He looks grimly satisfied at having interrupted their merrymaking. "Nobody's happy about Hans being carted off, either," he continues. "A dockhand told people how he was treated and now people are questioning your judgement. They don't know he tried to usurp the throne. They just remember him as the man who handed out warm coats, during the winter that _you_ set off."

Elsa flinches at the slight emphasis. The room gets even colder somehow, more ice sprouting from the floor in jagged spikes.

At this point in his report, Kristoff's initial urgency has begun to dissipate, and he reflects on the near-rudeness of his tone.

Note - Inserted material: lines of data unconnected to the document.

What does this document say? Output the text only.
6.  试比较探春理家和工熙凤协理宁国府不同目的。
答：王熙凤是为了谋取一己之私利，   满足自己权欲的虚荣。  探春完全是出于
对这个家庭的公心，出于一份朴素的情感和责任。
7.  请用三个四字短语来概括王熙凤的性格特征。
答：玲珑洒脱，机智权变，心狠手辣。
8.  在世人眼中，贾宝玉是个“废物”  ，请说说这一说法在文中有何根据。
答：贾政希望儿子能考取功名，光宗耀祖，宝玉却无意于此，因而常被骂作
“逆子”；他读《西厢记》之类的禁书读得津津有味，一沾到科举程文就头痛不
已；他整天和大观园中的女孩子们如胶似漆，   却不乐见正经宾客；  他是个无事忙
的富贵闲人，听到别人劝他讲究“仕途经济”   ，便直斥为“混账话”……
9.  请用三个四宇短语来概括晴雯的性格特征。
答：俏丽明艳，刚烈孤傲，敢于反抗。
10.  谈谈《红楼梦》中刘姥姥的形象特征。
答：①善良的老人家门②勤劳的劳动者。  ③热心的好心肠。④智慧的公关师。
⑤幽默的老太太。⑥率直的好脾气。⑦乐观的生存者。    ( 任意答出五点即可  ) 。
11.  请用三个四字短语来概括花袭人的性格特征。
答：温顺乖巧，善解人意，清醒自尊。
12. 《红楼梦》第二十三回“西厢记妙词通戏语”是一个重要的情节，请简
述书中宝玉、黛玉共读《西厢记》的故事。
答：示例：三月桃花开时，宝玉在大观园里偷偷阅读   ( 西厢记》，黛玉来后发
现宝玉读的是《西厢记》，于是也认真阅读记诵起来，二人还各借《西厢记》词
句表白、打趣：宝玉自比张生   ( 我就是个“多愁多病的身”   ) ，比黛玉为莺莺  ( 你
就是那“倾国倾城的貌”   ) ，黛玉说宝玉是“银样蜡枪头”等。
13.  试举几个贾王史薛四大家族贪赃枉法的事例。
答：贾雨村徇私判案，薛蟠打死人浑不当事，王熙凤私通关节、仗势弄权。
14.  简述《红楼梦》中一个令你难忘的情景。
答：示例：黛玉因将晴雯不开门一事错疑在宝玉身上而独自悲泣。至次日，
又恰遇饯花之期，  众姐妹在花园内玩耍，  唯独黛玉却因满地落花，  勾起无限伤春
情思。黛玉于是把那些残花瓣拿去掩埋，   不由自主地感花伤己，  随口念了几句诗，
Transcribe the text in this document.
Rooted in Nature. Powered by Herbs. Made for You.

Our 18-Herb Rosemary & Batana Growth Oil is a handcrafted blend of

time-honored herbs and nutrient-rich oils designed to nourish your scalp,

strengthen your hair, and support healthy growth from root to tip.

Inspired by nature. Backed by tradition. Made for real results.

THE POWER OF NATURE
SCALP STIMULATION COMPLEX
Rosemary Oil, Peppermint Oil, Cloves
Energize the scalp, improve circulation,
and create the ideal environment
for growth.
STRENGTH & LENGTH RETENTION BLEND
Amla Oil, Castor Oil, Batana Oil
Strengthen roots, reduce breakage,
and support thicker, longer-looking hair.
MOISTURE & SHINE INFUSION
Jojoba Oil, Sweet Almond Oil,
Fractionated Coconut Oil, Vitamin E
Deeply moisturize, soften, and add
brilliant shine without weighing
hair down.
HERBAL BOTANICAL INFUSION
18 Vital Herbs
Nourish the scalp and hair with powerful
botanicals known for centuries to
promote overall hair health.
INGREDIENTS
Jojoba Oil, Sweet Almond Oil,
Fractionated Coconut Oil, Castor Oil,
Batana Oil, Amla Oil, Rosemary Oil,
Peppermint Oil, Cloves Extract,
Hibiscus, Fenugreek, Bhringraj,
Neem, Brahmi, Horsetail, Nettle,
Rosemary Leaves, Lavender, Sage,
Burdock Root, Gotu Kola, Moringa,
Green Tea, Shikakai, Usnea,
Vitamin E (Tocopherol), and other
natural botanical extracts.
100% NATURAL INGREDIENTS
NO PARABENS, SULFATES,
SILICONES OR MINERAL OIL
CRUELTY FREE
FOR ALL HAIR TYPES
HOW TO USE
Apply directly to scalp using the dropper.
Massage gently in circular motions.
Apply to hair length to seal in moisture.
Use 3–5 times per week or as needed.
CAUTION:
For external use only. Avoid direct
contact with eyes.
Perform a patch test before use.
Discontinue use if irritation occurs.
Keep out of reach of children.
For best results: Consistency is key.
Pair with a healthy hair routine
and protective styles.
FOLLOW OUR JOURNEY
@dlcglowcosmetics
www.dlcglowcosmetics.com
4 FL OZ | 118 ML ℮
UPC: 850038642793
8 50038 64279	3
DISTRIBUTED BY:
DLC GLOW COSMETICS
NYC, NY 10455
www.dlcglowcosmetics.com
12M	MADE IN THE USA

He glances briefly at Anna, giving her a hint of a smile to indicate that he isn't angry, just worked up.

It's encouragement enough for her to release the tension in her lean limbs, and look over at Elsa. "Elsa?" Anna prompts meekly, troubled by her own involvement in bringing about the currently unfolding repercussions. "What now?"

Her sister is wearing an ordinary dress, she realizes very belatedly, in place of the one she made out of ice. She looks for all the world as if nothing dramatic has occurred since her coronation, as if she simply stepped out of her room one morning and magically reconciled with Anna. Perhaps that was Elsa's vain hope, that years of estrangement could somehow be dissolved by reminding Anna of the good times they shared as kids. But both of them have grown up by now. Especially with the strain in their relationship, they should have known it would be impossible to go in a moment from building snowmen to maintaining a kingdom together. For both sisters, the memory of long-ago fun finally, finally begins to fade into the ether of the past. They have been holding on to a childlike bond, the relevance of which has been outlived. Its place, in the absence of any other interaction since, is filled now only with a cordial tolerance, as that of strangers bound together to a shared duty. It hangs in the air between them, primed to snap at the slightest provocation.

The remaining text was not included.